Control flow in returning scraping details

hudsonbay / google_scraper_live_view

Application for extracting large amounts of data from the Google search results page

16 stars 0 forks source link

Control flow in returning scraping details #4

Open olivierobert opened 3 years ago

olivierobert commented 3 years ago

The below code seems to imply that if no data is found for total_results, no scraping info is returned:

https://github.com/hudsonbay/google_scraper_live_view/blob/22ee211c8df4d802fe0879824e005b05ebb4aa95/lib/google_scraper.ex?_pjax=%23js-repo-pjax-container%3Afirst-of-type%2C%20div%5Bitemtype%3D%22http%3A%2F%2Fschema.org%2FSoftwareSourceCode%22%5D%20main%3Afirst-of-type%2C%20%5Bdata-pjax-container%5D%3Afirst-of-type#L66-L79

Why make the control flow this way? Would not it be better to return scraping information as long as the Google search result page is parseable?

hudsonbay commented 3 years ago

It has a reason. For example, If you type something like jsdfg0isdgijseg09sdfgoidsfg9 you will receive no results from Google. And the HTML attribute #result-stats won't exist. Results won't exist and the result page won't be parseable. Try it in your browser with this word for a better understanding of what I'm saying.

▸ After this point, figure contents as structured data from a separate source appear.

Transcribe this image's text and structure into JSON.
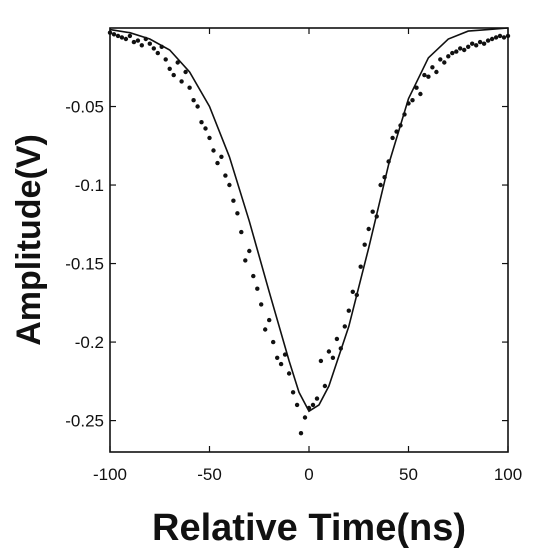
{
  "chart_data": {
    "type": "scatter",
    "xlabel": "Relative Time(ns)",
    "ylabel": "Amplitude(V)",
    "xlim": [
      -100,
      100
    ],
    "ylim": [
      -0.27,
      0.0
    ],
    "xticks": [
      -100,
      -50,
      0,
      50,
      100
    ],
    "xtick_labels": [
      "-100",
      "-50",
      "0",
      "50",
      "100"
    ],
    "yticks": [
      -0.05,
      -0.1,
      -0.15,
      -0.2,
      -0.25
    ],
    "ytick_labels": [
      "-0.05",
      "-0.1",
      "-0.15",
      "-0.2",
      "-0.25"
    ],
    "grid": false,
    "series": [
      {
        "kind": "line",
        "description_hidden": true,
        "x": [
          -100,
          -90,
          -80,
          -70,
          -60,
          -50,
          -40,
          -30,
          -20,
          -10,
          -5,
          0,
          5,
          10,
          20,
          30,
          40,
          50,
          60,
          70,
          80,
          90,
          100
        ],
        "y": [
          -0.001,
          -0.003,
          -0.007,
          -0.014,
          -0.028,
          -0.05,
          -0.082,
          -0.123,
          -0.168,
          -0.212,
          -0.232,
          -0.244,
          -0.24,
          -0.228,
          -0.19,
          -0.14,
          -0.087,
          -0.045,
          -0.019,
          -0.007,
          -0.002,
          -0.001,
          0.0
        ]
      },
      {
        "kind": "scatter",
        "x": [
          -100,
          -98,
          -96,
          -94,
          -92,
          -90,
          -88,
          -86,
          -84,
          -82,
          -80,
          -78,
          -76,
          -74,
          -72,
          -70,
          -68,
          -66,
          -64,
          -62,
          -60,
          -58,
          -56,
          -54,
          -52,
          -50,
          -48,
          -46,
          -44,
          -42,
          -40,
          -38,
          -36,
          -34,
          -32,
          -30,
          -28,
          -26,
          -24,
          -22,
          -20,
          -18,
          -16,
          -14,
          -12,
          -10,
          -8,
          -6,
          -4,
          -2,
          0,
          2,
          4,
          6,
          8,
          10,
          12,
          14,
          16,
          18,
          20,
          22,
          24,
          26,
          28,
          30,
          32,
          34,
          36,
          38,
          40,
          42,
          44,
          46,
          48,
          50,
          52,
          54,
          56,
          58,
          60,
          62,
          64,
          66,
          68,
          70,
          72,
          74,
          76,
          78,
          80,
          82,
          84,
          86,
          88,
          90,
          92,
          94,
          96,
          98,
          100
        ],
        "y": [
          -0.003,
          -0.004,
          -0.005,
          -0.006,
          -0.007,
          -0.005,
          -0.009,
          -0.008,
          -0.011,
          -0.007,
          -0.01,
          -0.013,
          -0.016,
          -0.012,
          -0.02,
          -0.026,
          -0.03,
          -0.022,
          -0.034,
          -0.028,
          -0.038,
          -0.046,
          -0.05,
          -0.06,
          -0.064,
          -0.07,
          -0.078,
          -0.086,
          -0.082,
          -0.094,
          -0.1,
          -0.11,
          -0.118,
          -0.13,
          -0.148,
          -0.142,
          -0.158,
          -0.166,
          -0.176,
          -0.192,
          -0.186,
          -0.2,
          -0.21,
          -0.214,
          -0.208,
          -0.22,
          -0.232,
          -0.24,
          -0.258,
          -0.248,
          -0.242,
          -0.24,
          -0.236,
          -0.212,
          -0.228,
          -0.206,
          -0.21,
          -0.198,
          -0.204,
          -0.19,
          -0.18,
          -0.168,
          -0.17,
          -0.152,
          -0.138,
          -0.128,
          -0.117,
          -0.12,
          -0.1,
          -0.095,
          -0.085,
          -0.07,
          -0.066,
          -0.062,
          -0.055,
          -0.048,
          -0.046,
          -0.038,
          -0.042,
          -0.03,
          -0.031,
          -0.025,
          -0.028,
          -0.02,
          -0.022,
          -0.018,
          -0.016,
          -0.015,
          -0.013,
          -0.014,
          -0.012,
          -0.01,
          -0.011,
          -0.009,
          -0.01,
          -0.008,
          -0.007,
          -0.006,
          -0.005,
          -0.006,
          -0.005
        ]
      }
    ]
  }
}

Screenshot_20211120_173149

What I was basically trying to do was supporting that edge case.

But I think I could have commented that part of the code (leaving a note for better understanding).

As it is a private function, I won't document it with a @doc attribute.

One of the things I like from Elixir is its simplicity and cleaning, so I share the idea that code itself should be the best documentation. If code is speaking for itself then it's a good sign. If you need to comment it, it's because maybe it's too complex. But there are cases when putting a comment is relevant for the readers of that code.

olivierobert commented 3 years ago

Well understood on the case the implementation tries to catch. This case can indeed happen. From my perspective, beyond the need to document this case or not, what is more surprising is why this attached to total_results as it could also lead to the same case for total_links.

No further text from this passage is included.